652. A comprehensive plan, implemented by interdisciplinary teams, seeks to strengthen community organization through access to land ownership, provision of basic services and solutions to environmental and social problems. Access to drinking water (enabling structural health issues to be resolved) and implementation of essential infrastructure works are conducive both to the development of local economies and to social integration.

653. PROMEBA has a national coordination unit and provincial implementing units in each province operated in. PROMEBA operations are carried out on a decentralized basis by these provincial implementing units, with shared participation by municipalities, social organizations and services firms:

(a) Encourage neighbourhood organization and community self-management so that beneficiaries participate actively in measures to improve their local area, be these legal, social, urban or environmental, and can sustain these over time;

(b) Consolidate the population in the area it currently inhabits;

(c) Provide and complete basic infrastructure networks with connections to homes, kitchen and bathroom installations and a neighbourhood community centre;

(d) Regularize ownership status, providing each family with its title deeds;

(e) Relocate families living in high-risk urban areas;

(f) Undertake environmental mitigation measures;

(g) Consolidate public spaces and incorporate basic private-sector sanitation infrastructure;

(h) Promote community initiatives relating to work and vocational training, thereby fostering social development.

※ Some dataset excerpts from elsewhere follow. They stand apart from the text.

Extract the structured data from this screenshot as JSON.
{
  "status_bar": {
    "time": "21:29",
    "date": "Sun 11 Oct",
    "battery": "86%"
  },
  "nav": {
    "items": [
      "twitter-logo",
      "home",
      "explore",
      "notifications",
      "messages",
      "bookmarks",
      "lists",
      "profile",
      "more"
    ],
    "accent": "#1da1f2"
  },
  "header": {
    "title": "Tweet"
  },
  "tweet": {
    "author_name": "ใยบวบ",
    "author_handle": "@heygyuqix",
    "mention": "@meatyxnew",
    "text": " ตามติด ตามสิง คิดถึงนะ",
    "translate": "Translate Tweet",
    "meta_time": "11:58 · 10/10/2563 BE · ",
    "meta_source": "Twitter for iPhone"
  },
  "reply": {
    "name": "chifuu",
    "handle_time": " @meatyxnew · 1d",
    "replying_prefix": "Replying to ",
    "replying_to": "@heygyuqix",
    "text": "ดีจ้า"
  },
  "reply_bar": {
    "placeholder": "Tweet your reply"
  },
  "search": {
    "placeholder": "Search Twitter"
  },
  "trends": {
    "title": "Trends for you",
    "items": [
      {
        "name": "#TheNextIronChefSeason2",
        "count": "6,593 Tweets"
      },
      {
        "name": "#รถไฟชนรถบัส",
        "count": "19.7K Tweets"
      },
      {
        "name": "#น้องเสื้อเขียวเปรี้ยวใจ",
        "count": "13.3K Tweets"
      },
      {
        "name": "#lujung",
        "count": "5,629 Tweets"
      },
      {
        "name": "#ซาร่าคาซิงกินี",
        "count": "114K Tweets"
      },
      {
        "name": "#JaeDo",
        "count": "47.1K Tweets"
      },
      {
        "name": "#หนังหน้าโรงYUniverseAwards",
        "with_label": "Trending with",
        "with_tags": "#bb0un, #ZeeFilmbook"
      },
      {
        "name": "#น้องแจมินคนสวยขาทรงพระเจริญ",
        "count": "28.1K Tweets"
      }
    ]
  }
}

654. To achieve its goals, PROMEBA carries out the following activities:

(a) Project implementation:

(i) Executing basic infrastructure works with construction firms by public tender: land zoning and surveying, network extension, household connections for drinking water, electricity, natural gas, sewage, sanitary solutions, access roads, street lighting, storm drains, road networks and pedestrian routes, kerbs and pavements, etc.;

(ii) Regularizing landholdings via the issue of title deeds to the actual occupants;

(iii) Relocating the inhabitants of settlements in situations of critical socioenvironmental risk;

(iv) Strengthening community organization and implementing environmental mitigation measures: forestation, green spaces, clean-up of lagoons, waste collection, etc.;

(v) Engaging technical assistance services.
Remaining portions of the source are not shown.